# EPDM roofing questions



## Dale Chomechko (Mar 11, 2008)

*Alternate roofing*



zantar said:


> Hi all,
> 
> I have a 3rd story flat roof I need to replace. I have had some quotes that range from $3800 to $6000. It has about 2 inches of pitch and "other" asphalt like layers. The dimensions are 18' x 13' + a small flat dormer of about 10' x 8' so just over 300 sqft. I'm going to assume this roof has never been torn down. It is a 100 year old home in Toronto. Roof deck is 1" thick planks. I have previously insulated between the rafters and there is an air gap of about an inch under the deck. Enough back story for now
> 
> ...


Hi Zantar
There are asphalt shingles that will go on a 2/12 slope 
Try the Gaf/Elk Timberline or Malarkey
Just make sure you install an Ice & water shield under these products
I live in the Vancouver area & with 150 inches of rain every year I have never had a problem with this installation as well as being a little less complicated for a rookie, it will definetely look better
Dale Chomechko 
DC Roofing Inc


----------



## zantar (May 1, 2009)

Hi,

Just to clarify, because I think I confused things with my first statement about pitch.

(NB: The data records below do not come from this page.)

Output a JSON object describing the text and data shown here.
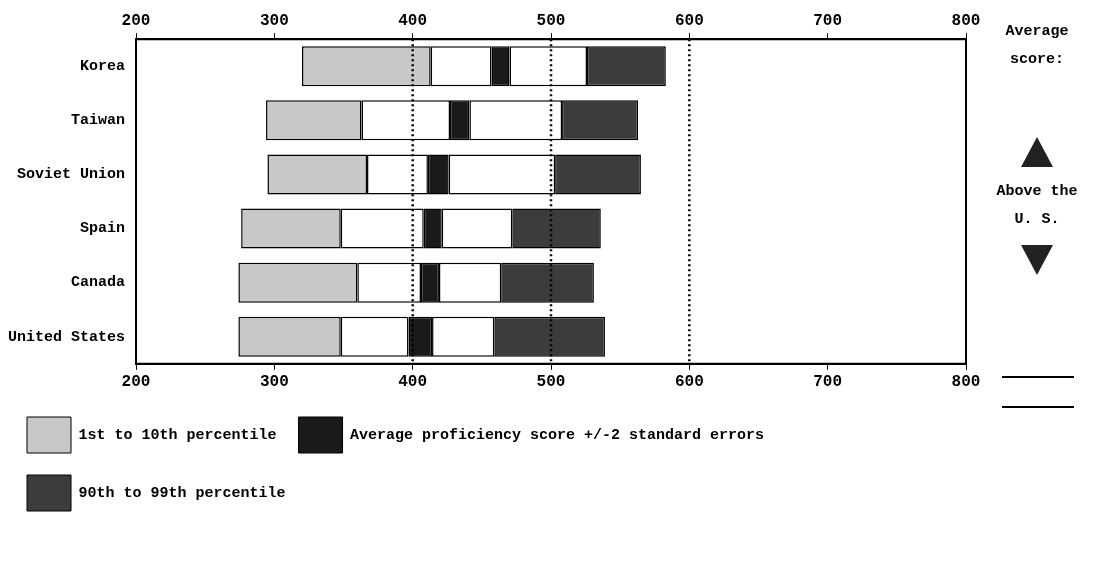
{
  "chart_data": {
    "type": "bar",
    "orientation": "horizontal",
    "categories": [
      "Korea",
      "Taiwan",
      "Soviet Union",
      "Spain",
      "Canada",
      "United States"
    ],
    "series": [
      {
        "name": "1st to 10th percentile",
        "color": "#c8c8c8",
        "base": [
          320,
          294,
          295,
          276,
          274,
          274
        ],
        "values": [
          93,
          69,
          72,
          72,
          86,
          74
        ]
      },
      {
        "color": "#ffffff",
        "base": [
          413,
          363,
          367,
          348,
          360,
          348
        ],
        "values": [
          44,
          64,
          44,
          60,
          46,
          49
        ]
      },
      {
        "name": "Average proficiency score +/-2 standard errors",
        "color": "#1a1a1a",
        "base": [
          457,
          427,
          411,
          408,
          406,
          397
        ],
        "values": [
          13,
          14,
          15,
          13,
          13,
          17
        ]
      },
      {
        "color": "#ffffff",
        "base": [
          470,
          441,
          426,
          421,
          419,
          414
        ],
        "values": [
          56,
          67,
          77,
          51,
          45,
          45
        ]
      },
      {
        "name": "90th to 99th percentile",
        "color": "#3c3c3c",
        "base": [
          526,
          508,
          503,
          472,
          464,
          459
        ],
        "values": [
          57,
          55,
          62,
          64,
          67,
          80
        ]
      }
    ],
    "xlim": [
      200,
      800
    ],
    "xticks": [
      200,
      300,
      400,
      500,
      600,
      700,
      800
    ],
    "x2lim": [
      200,
      800
    ],
    "x2ticks": [
      200,
      300,
      400,
      500,
      600,
      700,
      800
    ],
    "ref_lines": [
      {
        "axis": "x",
        "value": 400,
        "line_style": "dotted"
      },
      {
        "axis": "x",
        "value": 500,
        "line_style": "dotted"
      },
      {
        "axis": "x",
        "value": 600,
        "line_style": "dotted"
      }
    ],
    "grid": false,
    "legend": "bottom",
    "annotations": [
      "Average score:",
      "Above the U. S."
    ]
  }
}
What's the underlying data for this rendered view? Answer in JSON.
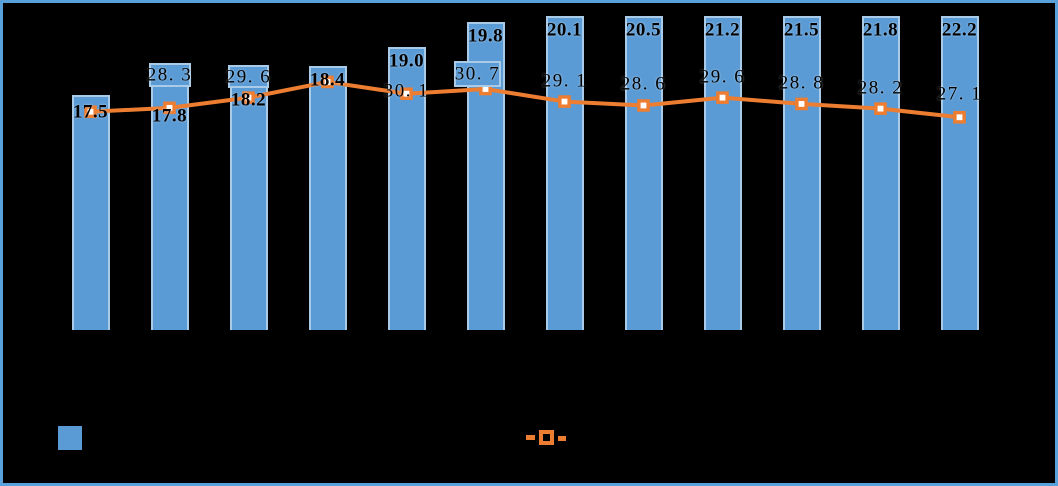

This is 2 inches of the substance called pitch as opposed to describing a slope. This is an almost flat roof. Not sure the exact ratio.. It does get a tad steeper at the dormer. Still wondering about epdm in this situation. I don't want to get into torches with asphalt membranes and based on what I've read, I think I can do this epdm stuff, but wanted some tips and or warnings from others who have worked with it.

Thanks.


----------



## texas115115 (May 3, 2009)

*flat roofs*

certeenteed offers a flat roof system. That starts with a nail down base ply, then a self ahreading mid ply or go stright to the cap ply if you want.:thumbup:


----------



## daylaborer (May 3, 2009)

zantar said:


> IF I follow the Firestone howtos, am I likely to succeed?


To quote a fellow contractor, "If it were any simpler, a monkey could install it."

Go with the metal flashing to isolate the two roof systems and follow Firestone spec for perimeter termination. I would also bring the EPDM over the fascia and behind the gutter so you don't get ice backing up from the gutter and your guttered eaves should have finish metal that will provide positive runoff into the gutter as opposed to behind.

As for compatability of EPDM and asphalt systems, the only time you'll have a problem is if you go slopping asphalt coatings and cements onto the EPDM. You should be OK.


----------